Liu Yuanli, head of the school of public health in Peking Union Medical College revealed the data during a live-streaming seminar at Tsinghua University on Saturday, April 25.
The Wuhan lockdown effectively cut off the spread of COVID-19, Liu said. The lockdown helped reduce 500,000 to 3 million infections in China and 12 to 42 million infections globally, he said.
Wuhan imposed the citywide lockdown on January 23, a day before the annual Chinese Lunar New Year’s eve.

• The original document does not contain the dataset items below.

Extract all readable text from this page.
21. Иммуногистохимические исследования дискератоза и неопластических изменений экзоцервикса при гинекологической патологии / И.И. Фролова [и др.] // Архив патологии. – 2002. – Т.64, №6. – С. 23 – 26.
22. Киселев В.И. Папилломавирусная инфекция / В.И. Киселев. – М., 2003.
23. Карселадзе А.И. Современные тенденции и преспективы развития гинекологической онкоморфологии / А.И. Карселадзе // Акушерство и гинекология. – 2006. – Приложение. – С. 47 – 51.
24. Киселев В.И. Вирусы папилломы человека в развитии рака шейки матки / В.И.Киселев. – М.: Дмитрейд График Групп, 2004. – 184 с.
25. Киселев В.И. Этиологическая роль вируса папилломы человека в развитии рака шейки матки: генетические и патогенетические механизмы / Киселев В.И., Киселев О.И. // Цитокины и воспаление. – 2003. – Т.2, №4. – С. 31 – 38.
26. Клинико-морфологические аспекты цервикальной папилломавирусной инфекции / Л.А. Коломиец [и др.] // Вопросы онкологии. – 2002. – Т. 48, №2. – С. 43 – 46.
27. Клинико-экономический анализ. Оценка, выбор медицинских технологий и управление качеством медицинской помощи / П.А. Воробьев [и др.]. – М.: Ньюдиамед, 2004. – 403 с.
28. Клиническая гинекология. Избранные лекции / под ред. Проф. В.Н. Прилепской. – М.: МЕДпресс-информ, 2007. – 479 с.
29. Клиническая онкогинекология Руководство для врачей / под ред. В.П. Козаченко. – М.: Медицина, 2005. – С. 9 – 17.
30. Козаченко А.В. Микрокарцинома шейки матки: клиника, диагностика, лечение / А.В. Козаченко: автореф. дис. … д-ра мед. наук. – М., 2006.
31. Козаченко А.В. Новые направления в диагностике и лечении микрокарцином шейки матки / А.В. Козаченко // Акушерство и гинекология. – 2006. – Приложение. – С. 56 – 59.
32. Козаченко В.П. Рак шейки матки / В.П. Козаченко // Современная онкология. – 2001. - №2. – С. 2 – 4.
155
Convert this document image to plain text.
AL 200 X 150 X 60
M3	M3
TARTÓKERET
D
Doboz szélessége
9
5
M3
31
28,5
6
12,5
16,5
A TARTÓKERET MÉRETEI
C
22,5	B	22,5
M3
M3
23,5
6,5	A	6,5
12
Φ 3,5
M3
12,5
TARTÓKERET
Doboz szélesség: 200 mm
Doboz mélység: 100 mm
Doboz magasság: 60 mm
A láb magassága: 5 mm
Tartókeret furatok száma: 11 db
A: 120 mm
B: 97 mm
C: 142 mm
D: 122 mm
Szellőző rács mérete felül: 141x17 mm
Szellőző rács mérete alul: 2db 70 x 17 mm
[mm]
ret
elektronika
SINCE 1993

If the lockdown wasn’t imposed on that day, then the next day would have seen the peak of population flow for Chinese family reunions at Spring Festival, Liu said.
The Wuhan lockdown sent a “very clear signal” about the upcoming epidemic and won “much time” for the world, Yang Zhanqiu, deputy director of the pathogen biology department at Wuhan University, told the Global Times on Sunday, April 26.
China’s stringent measures significantly slowed the global spread of the virus and earned a window period for the world.
Rather than thanking China for reporting the virus and taking such decisive measures to contain the virus spread, some outside China are surprisingly trying to blame China for concealing the epidemic and hyping Wuhan is the virus origin, which is absurd and unreasonable, Yang said.
Wuhan sacrificed itself by locking the city and asking millions of residents to stay at home in a timely manner when facing the COVID-19 epidemic, which is a common enemy of the mankind. How come people are still trying to take China as a scapegoat for the pandemic, experts said.
The study offered strong evidence of how much Wuhan lockdown is essential for the worldwide pandemic, however, miscommunication and underestimation were repeated not only in Europe but also in the US, where governments and officials failed to prevent infections from exploding in their countries, Chinese experts noted.
“Closure of a city in the fight against epidemics has never happened not only in China, but such a large-scale city lockdown has never happened in the history of the world epidemic prevention,” said Liu, of Peking Union Medical College at the live-streaming event on Saturday.
Wuhan was locked at just the right time. “The lockdown sent a signal to the whole country that the overall battle against the epidemic was starting,” Liu said.
There were more than 400 confirmed cases on January 22 in Wuhan and on the next day on January 23, Wuhan adopted strict measures to restrict people from leaving the city.
It later proved that the week after January 23 was a crucial week, Liu noted.
If the city was closed one day or one week later, the impact of the epidemic would be “huge,” Liu said.
“Facts also proved,” Liu said, that 63 percent of that more than 80,000 cases diagnosed nationwide were in Wuhan.
The Wuhan lockdown was not simply a restriction on traffic but an overall anti-epidemic policy for a city: medical treatment for patients, community closed-loop management, mass screening and quarantine of residents, Liu noted.